This week, monday and tuesday were used to make my slides and prepare for the student exchange presentation. Then on wednesday, I cleaned most of the main Github repository, wrote the Readme etc... for when we will submit the paper. Finally, the end of the week was devoted to read and discover how ElasticSearch and Faiss work for similarity search. After some time, it appeared that faiss would be easier to use and integrate into Python code, and is thus the preferred direction for now. There is no clear documentation, but some examples on their Github.

## Week 14 : 09/05 <a name="week14"></a>

This week, the first trials with Faiss were performed. I first downloaded half of the [Flick1M dataset](https://press.liacs.nl/mirflickr/), resulting in 500K distractor images to emulate large scale image search, following what we discussed during the meeting the week before (we agreed that millions of images were not needed, and that we would go to the hundred thousands). Then I created a new Github repository that start this new part of the project, on which I added code to extract the features on the different datasets and save them to file for fast future access. I first had a lot of memory issues when dealing with such large arrays. At first, the problem seemed to come from Pytorch dataloader and the workers for subprocesses, but finally appeared to be due to numpy implementation of their function and copy process when creating new arrays. After this trouble, I was able to really start testing Faiss on the data.

Of course, I first tested with brute-force matching, to get a baseline both in term of search time and accuracy we could hope to obtain. As accuracy metric, I decided to use recall@k measure (proportion of target images present in the k nearest neighbors of the query images) which in my opinion make sense and seems to be used in this kind of context. I first tested with recall@1, meaning we only look for 1 nearest neighbor of each query.

The first observation is that Faiss is incredibly fast. When looking at 1 nearest neighbor, it takes only about 10-15s on GPU to get the results for ~40K queries on a database of about ~500K. This is at least the case for L2 and cosine distances (L1 is a bit longer, and Jensen-Shannon way more --> about 800s).

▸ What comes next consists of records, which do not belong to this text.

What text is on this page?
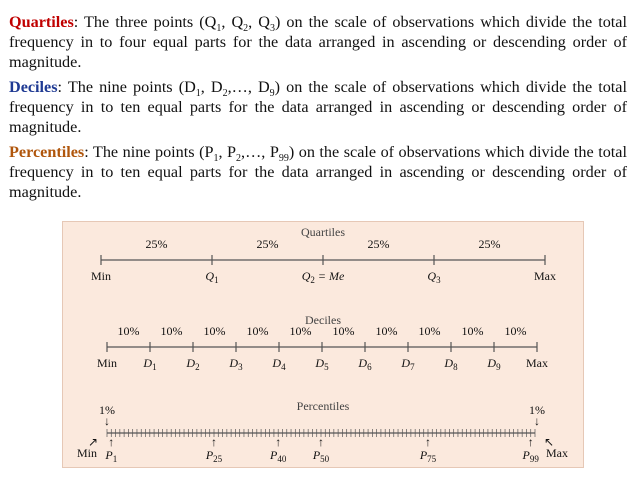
Quartiles: The three points ($Q_1$, $Q_2$, $Q_3$) on the scale of observations which divide the total frequency in to four equal parts for the data arranged in ascending or descending order of magnitude.
Deciles: The nine points ($D_1$, $D_2,\dots$, $D_9$) on the scale of observations which divide the total frequency in to ten equal parts for the data arranged in ascending or descending order of magnitude.
Percentiles: The nine points ($P_1$, $P_2,\dots$, $P_{99}$) on the scale of observations which divide the total frequency in to ten equal parts for the data arranged in ascending or descending order of magnitude.
Quartiles
Min	$Q_1$	$Q_2 = Me$	$Q_3$	Max
25%	25%	25%	25%
Deciles
Min $D_1$ $D_2$ $D_3$ $D_4$ $D_5$ $D_6$ $D_7$ $D_8$ $D_9$ Max
10% 10% 10% 10% 10% 10% 10% 10% 10% 10%
Percentiles
1%	1%
↓	↓
Min
↗ ↑
$P_1$
↑
$P_{25}$
↑
$P_{40}$
↑
$P_{50}$
↑
$P_{75}$
↑
$P_{99}$ Max
↖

The second observation is that we get pretty good results from the neural descriptors (SimCLRv2 Resnet50 2x) : the recall@1 for brute force cosine similarity is 0.806 on the Kaggle memes dataset (but remember : this dataset is pretty dirty !) and 0.95 on the artificial attacks BSDS500 dataset ! Of course, since this is brute-force we won't be able to improve those recall number, only the time needed to get results (may not even be true -> sometimes PCA improves on the baseline brute force results). However, checking for more neighbors (recall@5, recall@10,...), should improve results. In the end it seems that last months efforts were not for nothing.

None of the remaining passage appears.